Sequential development of hematopoietic and cardiac mesoderm during embryonic stem cell differentiation

Abstract

The ability to generate a wide spectrum of differentiated cell types from ES cells in culture offers a powerful approach for studying lineage induction and specification and a promising source of progenitors for cell replacement therapy. Although significant efforts are being made to optimize culture conditions for the generation of different cell populations from ES cells, the identification and efficient isolation of specific progenitors for many lineages within these cultures remains a major challenge. By specifically tracking hematopoietic and cardiac development, we demonstrate here that these two lineages arise from distinct mesoderm subpopulations that develop in sequential waves from pre-mesoderm cells. Access to these populations provides a unique approach to isolate and characterize the earliest progenitors of these lineages.

Fig. 1.

Cardiomyocyte potential of the GFP⁺Flk^– and GFP⁺Flk1⁺ fractions. (A) At day 3.25 of differentiation, cells from GFP-Bry EBs were fractionated by cell sorting based on their respective levels of GFP and Flk1 expression. (B) Cells from both fractions were allowed to reaggregate in serum-free conditions for 20 h. Then, EB-like aggregates that formed were cultured on gelatin-coated dishes for several days. Representative colonies generated from aggregates from each fraction are shown. (C) Expression analysis of: freshly isolated GFP⁺Flk^– and GFP⁺Flk1⁺ cells (lane 1), aggregates generated from the sorted cells (lane 2), and cells from aggregates cultured for 2 (lane 3) or 4 (lane 4) days.
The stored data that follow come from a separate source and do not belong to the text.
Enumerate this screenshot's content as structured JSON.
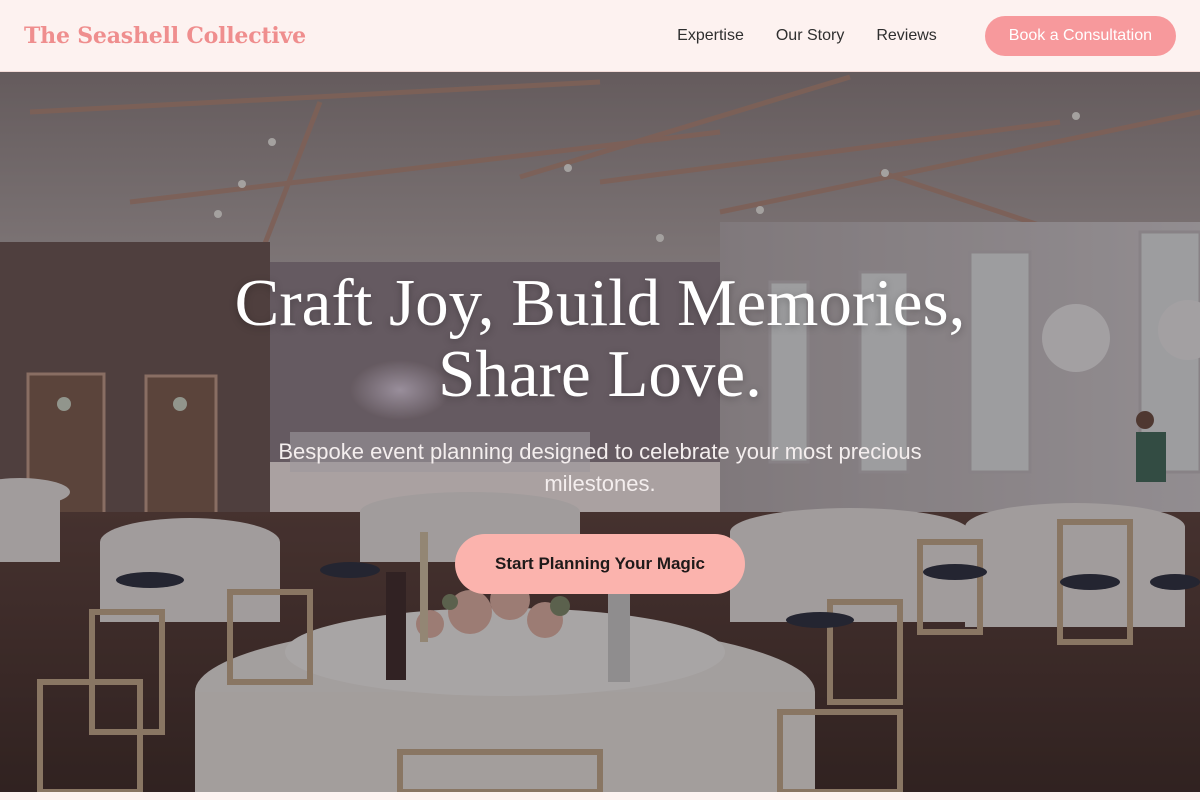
{
  "nav": {
    "brand": "The Seashell Collective",
    "links": [
      "Expertise",
      "Our Story",
      "Reviews"
    ],
    "cta_label": "Book a Consultation"
  },
  "hero": {
    "title": "Craft Joy, Build Memories, Share Love.",
    "subtitle": "Bespoke event planning designed to celebrate your most precious milestones.",
    "cta_label": "Start Planning Your Magic"
  },
  "colors": {
    "brand": "#ef8e8e",
    "nav_background": "#fdf2f0",
    "nav_cta": "#f7999c",
    "hero_cta": "#fbb3ad"
  }
}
Data are representative of three independent experiments. (D) Expression analysis of genes implicated in cardiomyocyte development performed on the same GFP⁺Flk^– fractions as in lanes 1–4 in C. Data are representative of three independent experiments.

Fig. 2.

Hemangioblast and cardiac potential of mesoderm subpopulations isolated at different stages of EB differentiation. (A) At the indicated day of differentiation, GFP-Bry EBs were harvested and dissociated, and the cells were isolated by sorting based on their respective levels of GFP and Flk1 expression. (B) Flk1 expression of cells within aggregates generated from each of the isolated GFP⁺Flk^– subpopulations. (C) BL-CFC potential (gray bars) of aggregates derived from the different GFP⁺Flk^– populations. Blast colonies, the progeny of the BL-CFCs, were scored after 4 days of culture. The cardiac potential (black bars) of the aggregates from each of the GFP⁺Flk^– fractions was also determined. Aggregates were individually deposited into 96-well plates (48 aggregates per time point). The proportion of aggregates with beating cells was scored 4 days later. (D) α-Actinin staining 4 days after reaggregation. Although α-actinin (sarcomeric) stains both cardiac and skeletal muscle cells, no skeletal myosin staining was detected in the aggregates (data not shown). (E) Expression analysis of freshly isolated GFP⁺Flk^– and GFP⁺Flk1⁺ cells from each time point. Data are representative of four independent experiments.

Fig. 3.

Developmental potential of sequential waves of mesoderm. (A) Schematic representation of the experimental procedure used to generate successive waves of mesoderm (GFP⁺Flk^– I and GFP⁺Flk^– II) from GFP-negative cell populations (GFP^–Flk^– I and GFP^–Flk^– II). (B) FACS profiles of the different populations from a typical experiment initiated from EBs at day 2.5 of differentiation. Each subpopulation was analyzed for expression of GFP and Flk1. (C) BL-CFC (gray bars) and cardiac (black bars) potential of the GFP⁺Flk^– I and GFP⁺Flk^– II populations derived from EBs harvested either at day 2.5 or 3.25 of differentiation. Cardiac potential was evaluated from the culture of individual aggregates in microtiter wells. Forty-eight aggregates were analyzed for each subpopulation. Data are representative of three independent experiments.

Fig. 4.

Analysis of the GFP^–Flk^– subpopulations. (A) Undifferentiated ES cells and cells from GFP^–Flk^– I and GFP^–Flk^– II populations were tested for their ability to generate secondary EBs in methylcellulose cultures. Secondary EBs were scored after 6 days of culture. (B) Comparative gene expression analysis of ES cells and the two GFP^–Flk^– populations.